No resurrections have yet manifested themselves

In a recent conversation I and another person came to the realization that it had been more than five years since Barry Schneider had died. Time goes fast when somebody's dead and the rest of us get on with our lives. We get on with our lives because we have no choice. What the dead do during that time period is something none of us know, other than via speculation or religious conviction.

I don't mean to make light of the demise of another, and I'm not. Barry, the RCMP constable who died via a drug overdose (he who was, ironically, the drug awareness coordinator for northern Vancouver Island), was my friend. A cherished friend -- whose clandestine proclivities of which I remained unaware -- of the sort that comes about rarely in this life. I had only known him for a few years, and got to know him via a series of newspaper articles I wrote on the drug scene in the Comox Valley. He was one of my major consultants during that extensive project, and we developed a great bond of friendship. We had a good time. I got invited into a sort of RCMP inner circle, and went as an 'embedded' reporter on drug raids and other enforcement activities and got some mighty fine stories out of it as a result. At the same time we found we clicked at other levels. We looked at certain aspects of life in much the same manner, had similar senses of humor and were always invariably comfortable in each other's company. Indeed, on the day he for whatever reason best known to him decided to shoot a speedball into his veins, he and I were supposed to meet for lunch.

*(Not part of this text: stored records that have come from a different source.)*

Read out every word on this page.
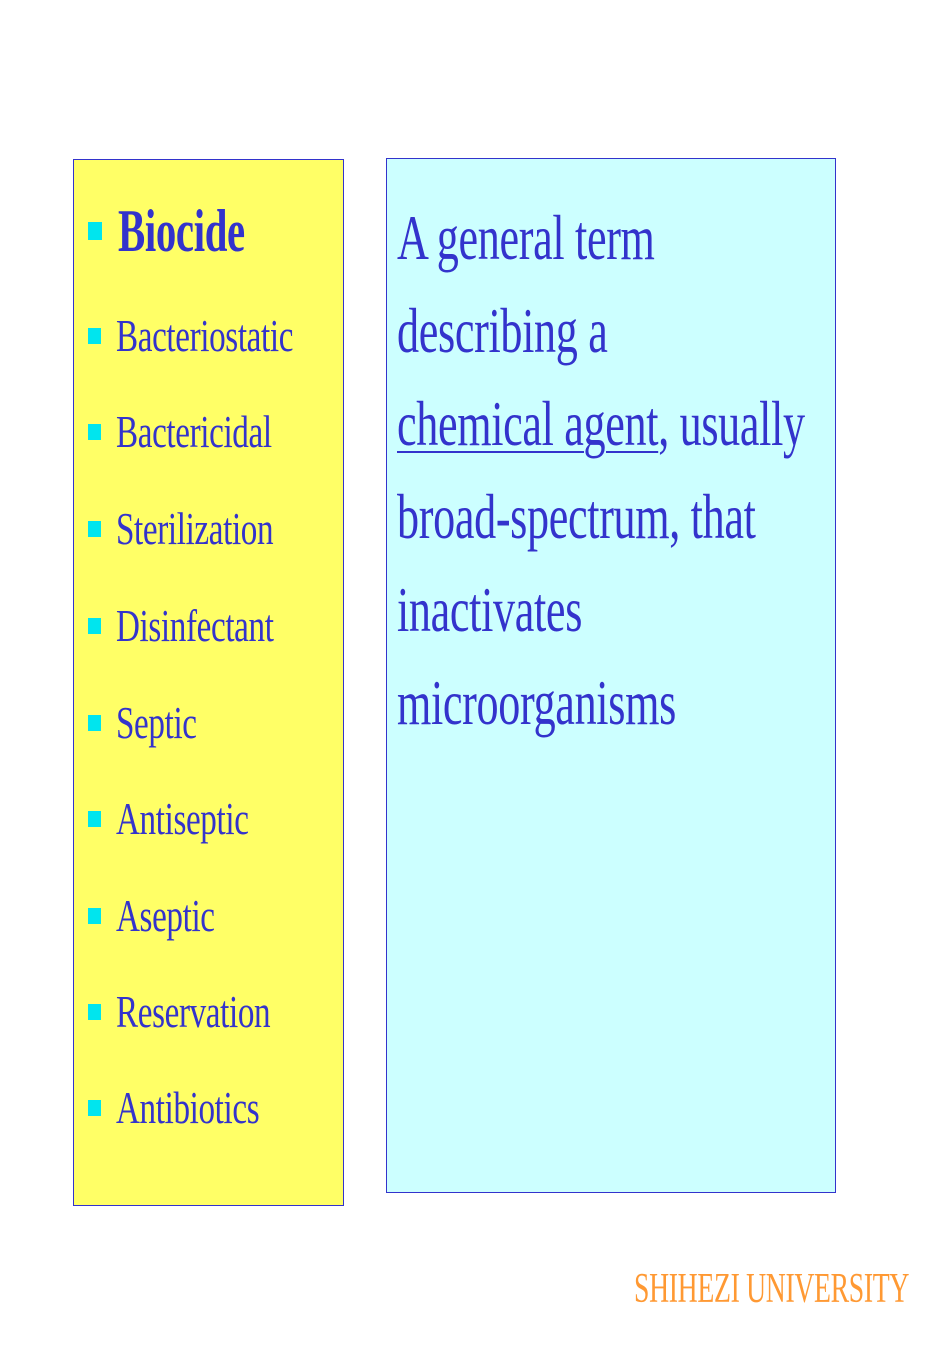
Biocide
Bacteriostatic
Bactericidal
Sterilization
Disinfectant
Septic
Antiseptic
Aseptic
Reservation
Antibiotics
A general term describing a
chemical agent, usually
broad-spectrum, that
inactivates microorganisms
SHIHEZI UNIVERSITY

Friendships, same sex friendships of such a nature are rare as we grow older, and I was delighted in having had such a thing with him after a long period in which virtually all my male friends were guys I had known forever. Yet, his death wasn't the first experience I'd had with the demise of a close male friend. About 20 years earlier one of my best friends from university died in a tragic boating accident. I still think about him on a regular basis. We had a good time. We regularly would sort out the flaws of the world, drink lots of beer, date assorted females and compare notes, and all the other things one does at that age.

My oldest male friend (we first met when we were 12) moved to Australia in the early 1990s, and I haven't heard from him since. I hope he's still alive. I still consider him close. Maybe that's weird. Another guy was a teaching colleague. We met in our first year teaching. He and his wife moved to Toronto (God knows for what reason) decades ago. Yet, in conversation we can still virtually pick up where we left off. We can still make each other laugh until tears run down our cheeks. We see each other every three or four years, but never really feel out of touch. It's good.

Otherwise, I have lots of acquaintances of my own sex. People I like, respect, and feel comfortable with, but they aren't really friends in the broader sense of the word. In honesty, I would say that the majority of my close friends are female. A woman's view of friendship is different from a man's, and I like that. Women are more intimate (not 'that' kind of intimate) more personal, and more honest than males are. I can share things with a really close female friend more readily than with a male. Things to do with vulnerabilities and fears. I would often be inclined to trust a tight female friend over a male because there is no sense of competition -- no 'dick wars', if you will.

Male friendships are different, and must be cherished, but on perhaps an emotionally disadvantaged plane.

I think that is why females live longer, and why God is probably female. I have no problem with that. I think I'd prefer to have a warm and comforting female God take me to her ample bosom.

2 Comments:

Blogger Wendy C. said...

Just want to say again how much I am enjoying your stories. It is rare in the blogsphere for an entry longer than two screenlengths to be wort the read (mine included)...yours definitely are!

11:03 AM  
Blogger kshizzle_ said...

Thank you for the kind words about my father Ian. Hopefully he can live on in our memories for who he was and and how he effected us when he was alive, rather then how he died.